Last weekend 60 minutes profiled Daniel Tammet, a savant who was able to recite pi to 22,514 digits (it took him 5 hours), and was able to learn conversational Icelandic within a week. Unlike most other known savants, he can interact fairly normally with other people in everyday social situations. And unlike most other savants he can narrate his mental process. Numbers for him aren't abstract things, but objects with mental geographies, "Every number up to 10,000, I can visualize.... [each] has it's own color, has it's own shape, has it's own texture," he explained in the interview. He spoke of the beauty (and ugliness) of numbers and illustrates their forms as landscape-like paintings.
I believe savants are not much different that the woman in the first video, it's just that the focus of their intense gaze happen to to have practical application in our world—descriptions of numbers versus descriptions of water or some other more ineffable obsession. The cerebral wiring that allows this focus, limits human interaction. Daniel Tammet for all his startling abilities can't remember faces a few hours after meeting a person, instead he memorizes the number of buttons on a coat, or the count of stripes on a shirt, but even so Tammet is unusual amongst autistics. He can have human relationships. Most severely autistic people have trouble relating to anyone. What "In my Language" was saying, I thought, was that this was ok. The author wanted no pity. Her life is not empty, her gestures are not randomness, or madness as is often supposed by outside viewers, just the opposite, it is a life emotionally overfull- her brain is saturated with dense thought much of it beyond our comprehension.

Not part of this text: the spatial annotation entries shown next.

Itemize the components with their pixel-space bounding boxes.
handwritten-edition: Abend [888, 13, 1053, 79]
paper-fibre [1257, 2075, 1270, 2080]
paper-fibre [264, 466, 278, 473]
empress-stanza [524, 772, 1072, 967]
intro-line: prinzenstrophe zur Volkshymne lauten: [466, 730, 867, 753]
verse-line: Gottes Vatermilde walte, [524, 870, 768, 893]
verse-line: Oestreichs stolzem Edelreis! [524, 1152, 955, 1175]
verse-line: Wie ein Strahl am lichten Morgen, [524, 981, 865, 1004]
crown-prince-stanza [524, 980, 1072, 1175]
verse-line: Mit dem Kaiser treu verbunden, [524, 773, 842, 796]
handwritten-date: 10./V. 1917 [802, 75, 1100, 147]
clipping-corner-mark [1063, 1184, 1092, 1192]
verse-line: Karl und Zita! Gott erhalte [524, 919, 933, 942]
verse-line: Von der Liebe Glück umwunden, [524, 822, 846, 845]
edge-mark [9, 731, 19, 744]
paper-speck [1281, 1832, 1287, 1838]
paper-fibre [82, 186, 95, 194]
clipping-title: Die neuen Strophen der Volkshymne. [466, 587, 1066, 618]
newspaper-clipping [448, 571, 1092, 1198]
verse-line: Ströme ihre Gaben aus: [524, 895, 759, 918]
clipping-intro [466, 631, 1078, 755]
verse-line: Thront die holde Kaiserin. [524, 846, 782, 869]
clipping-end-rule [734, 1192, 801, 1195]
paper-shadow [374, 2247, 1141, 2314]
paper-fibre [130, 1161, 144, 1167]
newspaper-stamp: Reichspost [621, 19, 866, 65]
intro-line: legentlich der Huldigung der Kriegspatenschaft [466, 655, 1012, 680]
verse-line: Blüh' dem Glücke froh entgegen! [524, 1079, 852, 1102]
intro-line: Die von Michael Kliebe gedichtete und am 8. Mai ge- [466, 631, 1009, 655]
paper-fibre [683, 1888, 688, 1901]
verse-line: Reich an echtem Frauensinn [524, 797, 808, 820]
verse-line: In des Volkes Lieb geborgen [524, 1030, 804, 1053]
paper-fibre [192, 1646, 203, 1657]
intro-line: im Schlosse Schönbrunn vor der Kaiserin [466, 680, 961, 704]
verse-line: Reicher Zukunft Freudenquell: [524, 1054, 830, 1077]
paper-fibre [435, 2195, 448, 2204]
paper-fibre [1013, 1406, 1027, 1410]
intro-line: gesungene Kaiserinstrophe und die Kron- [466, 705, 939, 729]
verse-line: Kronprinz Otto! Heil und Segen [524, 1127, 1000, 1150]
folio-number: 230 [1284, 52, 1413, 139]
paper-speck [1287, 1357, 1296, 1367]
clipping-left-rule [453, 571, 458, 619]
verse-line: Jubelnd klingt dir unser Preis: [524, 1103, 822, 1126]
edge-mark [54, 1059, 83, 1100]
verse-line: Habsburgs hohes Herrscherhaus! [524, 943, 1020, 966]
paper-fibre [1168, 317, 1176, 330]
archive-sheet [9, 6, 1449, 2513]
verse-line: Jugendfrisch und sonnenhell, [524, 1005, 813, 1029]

Most anyone who has dabbled in the arts, I think, can relate to these inward impulses. We become immersed in the clarity of a particular interaction, in the love of the word, in an idea, in a particular emotion, or in a fleeting vision and the artistic instinct is to fix time telegraphing the moment so it can be remembered. We live for those moments of heady transparency when the mundane veneer of our lives is peeled back to reveal something extraordinary. But of course usually we fail even at holding on to the thing for ourselves. It is the rare individual who can marry impulse, idea, and technique to produce something that allows us to peek into that hidden world of extravagant beauty surrounding us... Despite our clumsy fumblings the important thing I think is to try. Because in trying we build bridges between the worlds and we become more adept at living in them both.